Jimmy, reveling in the prospect of investigative field work alongside his wife rather than the collecting of dead bodies, feels no sting from his mentor's banter.
x
Gibbs, however, isn't done. "Assuming we find 'Zabeth'," he asks Ducky, "how do we snap her back into being Elizabeth Stillwell again?"
"Well, certainly a dose of her medication would be beneficial, but before then you will have to be very cautious."
Gibbs pulls from his pocket the bottle of prescription medication, sees an 'ah-ha' in Ducky's eyes but doesn't get an explanation, so he turns to the apprehensive, silent Ensign. "Does your sister become violent when she's Zabeth?"
"I barely know Zabeth, and really only from her journal, you see. When I was deployed, Liz was deeply into RPGs, maybe because she was lonely? She's always been a fan of the show, we'd had some fun times growing up, you see, but it was only later that ... That problems developed. Not until both mom and dad had died, and now thinking back I wondered if that had anything to do with it, but her ... Problems were always controllable with medications."
"And you didn't see these PRGs as dangerous?" he demands.
"I had orders for Iraq.
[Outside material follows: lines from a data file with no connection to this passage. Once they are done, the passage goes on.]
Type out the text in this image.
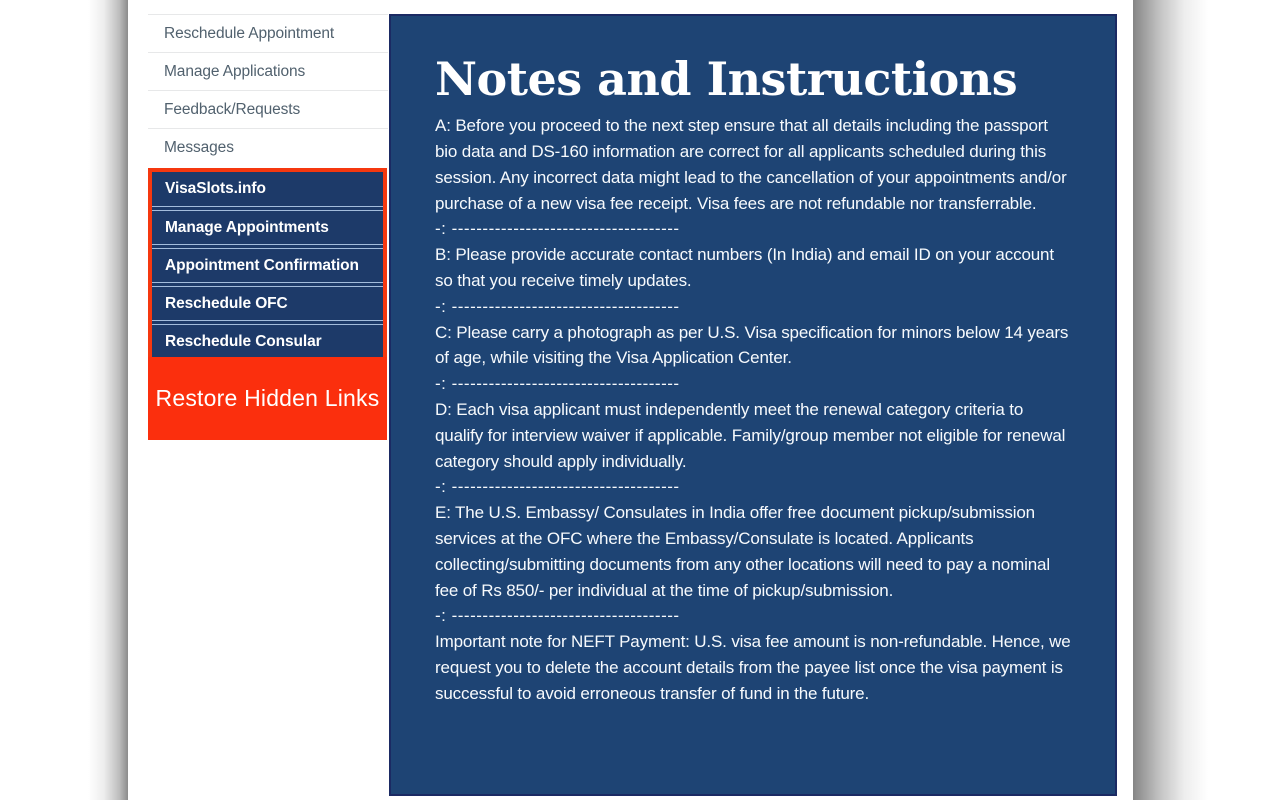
Reschedule Appointment
Manage Applications
Feedback/Requests
Messages
VisaSlots.info
Manage Appointments
Appointment Confirmation
Reschedule OFC
Reschedule Consular
Restore Hidden Links
Notes and Instructions

A: Before you proceed to the next step ensure that all details including the passport bio data and DS-160 information are correct for all applicants scheduled during this session. Any incorrect data might lead to the cancellation of your appointments and/or purchase of a new visa fee receipt. Visa fees are not refundable nor transferrable.

-: -------------------------------------

B: Please provide accurate contact numbers (In India) and email ID on your account so that you receive timely updates.

-: -------------------------------------

C: Please carry a photograph as per U.S. Visa specification for minors below 14 years of age, while visiting the Visa Application Center.

-: -------------------------------------

D: Each visa applicant must independently meet the renewal category criteria to qualify for interview waiver if applicable. Family/group member not eligible for renewal category should apply individually.

-: -------------------------------------

E: The U.S. Embassy/ Consulates in India offer free document pickup/submission services at the OFC where the Embassy/Consulate is located. Applicants collecting/submitting documents from any other locations will need to pay a nominal fee of Rs 850/- per individual at the time of pickup/submission.

-: -------------------------------------

Important note for NEFT Payment: U.S. visa fee amount is non-refundable. Hence, we request you to delete the account details from the payee list once the visa payment is successful to avoid erroneous transfer of fund in the future.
She swore she'd never forget her meds, what more could I do?"
Gibbs won't give the answer that they know too well. Nothing.
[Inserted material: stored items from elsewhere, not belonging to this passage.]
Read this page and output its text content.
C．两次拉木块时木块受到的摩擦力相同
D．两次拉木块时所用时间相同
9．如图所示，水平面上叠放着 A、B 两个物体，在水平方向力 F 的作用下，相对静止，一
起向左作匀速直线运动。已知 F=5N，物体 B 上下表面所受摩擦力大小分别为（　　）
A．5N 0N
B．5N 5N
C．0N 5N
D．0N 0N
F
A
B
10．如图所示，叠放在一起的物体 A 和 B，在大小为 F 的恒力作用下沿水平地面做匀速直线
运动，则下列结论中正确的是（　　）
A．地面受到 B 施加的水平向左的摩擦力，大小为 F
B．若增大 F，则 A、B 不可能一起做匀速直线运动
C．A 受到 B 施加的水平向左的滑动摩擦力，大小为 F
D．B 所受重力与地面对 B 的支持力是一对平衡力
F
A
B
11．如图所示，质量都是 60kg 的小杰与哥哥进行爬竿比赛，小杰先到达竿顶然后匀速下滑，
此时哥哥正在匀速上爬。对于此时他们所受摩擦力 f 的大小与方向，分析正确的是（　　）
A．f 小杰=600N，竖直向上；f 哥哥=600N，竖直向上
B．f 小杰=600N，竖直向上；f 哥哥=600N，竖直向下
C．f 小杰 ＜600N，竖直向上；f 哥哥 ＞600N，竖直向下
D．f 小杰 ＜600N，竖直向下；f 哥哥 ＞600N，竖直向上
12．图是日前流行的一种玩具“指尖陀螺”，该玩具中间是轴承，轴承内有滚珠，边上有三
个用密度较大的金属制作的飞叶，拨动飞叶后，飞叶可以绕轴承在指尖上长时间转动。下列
"All right, what about this Starfleet group?"
"There're organized into various ships, that is, the Federation side is. The class of ship is based on the size of the group. Bill's ... well, I guess you'd say he ranks as head or coordinator of a couple of groups, which is why he's a 'Commodore'. He's got seven 'ships' under him, all the groups in Maryland, you see."
"Travels a lot, then?" She nods. "How do they keep in touch?"
"Phone, e-mail, a web page, conference calls, the usual."
Their first job is finding this man, assuming he's still alive. "How deeply into this is he?"
"It's a hobby, a chance to socialize and have fun - after his florist job is over."
It's getting into Spring, with Saint Patrick's Day - and McGee's wedding - in two days. Gibbs hopes Rolonio is in his truck delivering shamrocks and that, while it's a distraction from their job, the team can get the groom to the church on time.
Case first.
He turns to Ducky and Jimmy. "Duck, get what you can out of that diary."
"Well, actually, Jethro, it is a Journal, not a diary. You see, a diary will be a record of daily, dated entries while a journal would not necessarily correspond to particular or even consecutive days."
"Duck."
"Of course, Jethro."
Gibbs starts out with Stillwell, glances back to Palmer. "Come along, Black Lung."